An interesting and useful supervised learning problem in the O&G space is the prediction of lithology using well-logs. A case-study of a supervised learning exercise where there were 6 lithology target classes – dolomite, granite, granitewash, limestone, sandstone and shale (Fig 1) – with predictor features being log values of GR, Caliper, NPHI and DPHI – is presented.

There were 1000 records (instances) of lithology labeled data. This is a classification problem and an 80/20 Train-Test split was used to train the ML model. Models used were kNN and Decision Tree (DT) and after comparison and tuning the DT model was selected as being the best performer –although the difference between the kNN and DT was not very significant in this case. Orange software was used for this study and the workflow used is shown in figure 2.

From the Test and Score widget the accuracies on the Train and Test data sets across all classes was quite high – approx. 0.98 for both accuracy and F1 score on the training data set and approx 0.95 for both accuracy and F1 score on the test data set.

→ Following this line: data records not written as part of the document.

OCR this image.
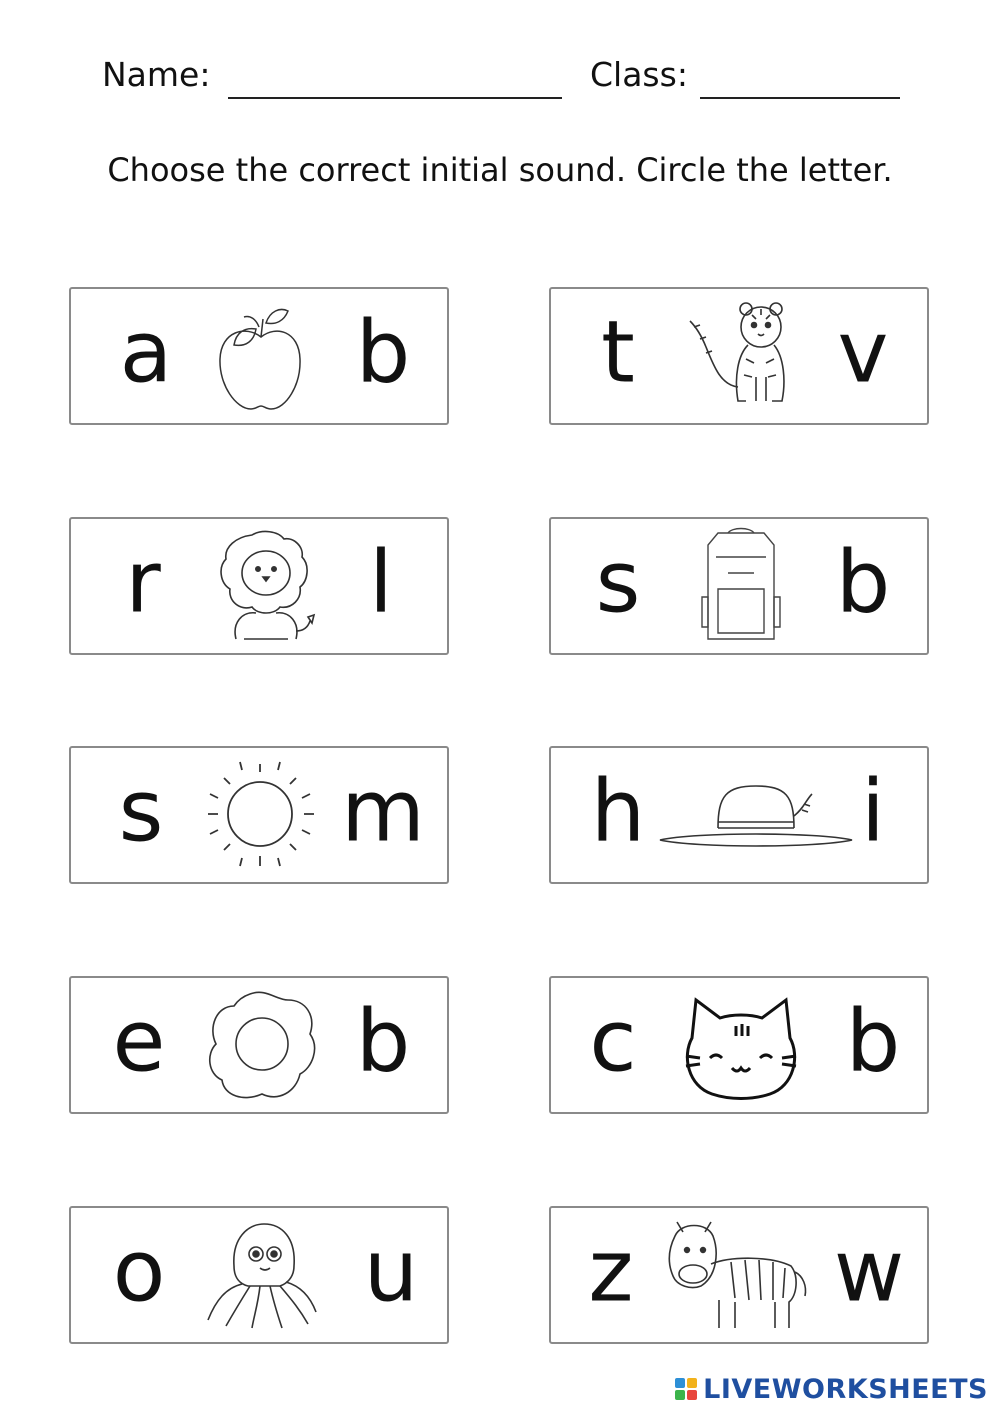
Name:	Class:
Choose the correct initial sound. Circle the letter.
a b t v
r l s b
s m h	i
e b c b
o u z w
LIVEWORKSHEETS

The confusion matrix comparing the predictions and actual values across the 6 lithology classes for the test data set is shown in figure 3. It is clear that even with a fairly small data-set the ML algorithm was able to fairly accurately distinguish between the 6 different lithologies even with only 4 predictor variables – GR, Caliper, NPHI and DPHI.

However, if for some reason the lithology labels were unavailable and one used a clustering approach –specifically k-means clustering, then the results are vastly different. The number of clusters is assigned by the k-means algorithm using the silhouette score (i.e., the optimum value of the within-group homogeneity as a function of no. of clusters). For this case the optimum number of clusters turns out to be 6 (Fig 4) which is quite encouraging since we had 6 lithology classes.

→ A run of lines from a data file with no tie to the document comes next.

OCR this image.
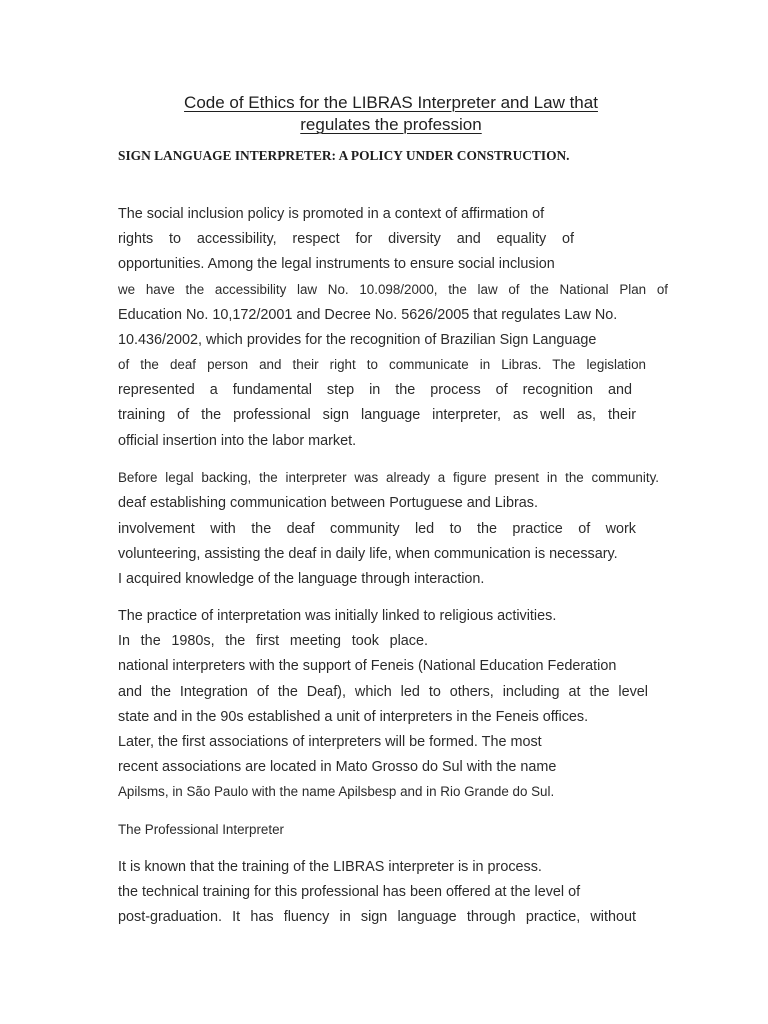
Code of Ethics for the LIBRAS Interpreter and Law that
regulates the profession
SIGN LANGUAGE INTERPRETER: A POLICY UNDER CONSTRUCTION.
The social inclusion policy is promoted in a context of affirmation of
rights to accessibility, respect for diversity and equality of
opportunities. Among the legal instruments to ensure social inclusion
we have the accessibility law No. 10.098/2000, the law of the National Plan of
Education No. 10,172/2001 and Decree No. 5626/2005 that regulates Law No.
10.436/2002, which provides for the recognition of Brazilian Sign Language
of the deaf person and their right to communicate in Libras. The legislation
represented a fundamental step in the process of recognition and
training of the professional sign language interpreter, as well as, their
official insertion into the labor market.
Before legal backing, the interpreter was already a figure present in the community.
deaf establishing communication between Portuguese and Libras.
involvement with the deaf community led to the practice of work
volunteering, assisting the deaf in daily life, when communication is necessary.
I acquired knowledge of the language through interaction.
The practice of interpretation was initially linked to religious activities.
In the 1980s, the first meeting took place.
national interpreters with the support of Feneis (National Education Federation
and the Integration of the Deaf), which led to others, including at the level
state and in the 90s established a unit of interpreters in the Feneis offices.
Later, the first associations of interpreters will be formed. The most
recent associations are located in Mato Grosso do Sul with the name
Apilsms, in São Paulo with the name Apilsbesp and in Rio Grande do Sul.
The Professional Interpreter
It is known that the training of the LIBRAS interpreter is in process.
the technical training for this professional has been offered at the level of
post-graduation. It has fluency in sign language through practice, without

However, if we show the lithology distributions within the clusters is it seen that the lithologies are quite varied (Fig 5) even though the same feature variables were used (GR, NPHI, DPHI and Caliper) as predictors. Centroids and distances were computed using these very features in the feature space.

In summary, for unsupervised learning (specifically clustering) one has to be careful that if there are “hidden” labels that better explain the data, every attempt should be made to identify those labels instead of using a blind clustering algorithm. In many cases those labels may not be immediately obvious but as one gains domain expertise on the data hopefully the “labels” become clearer.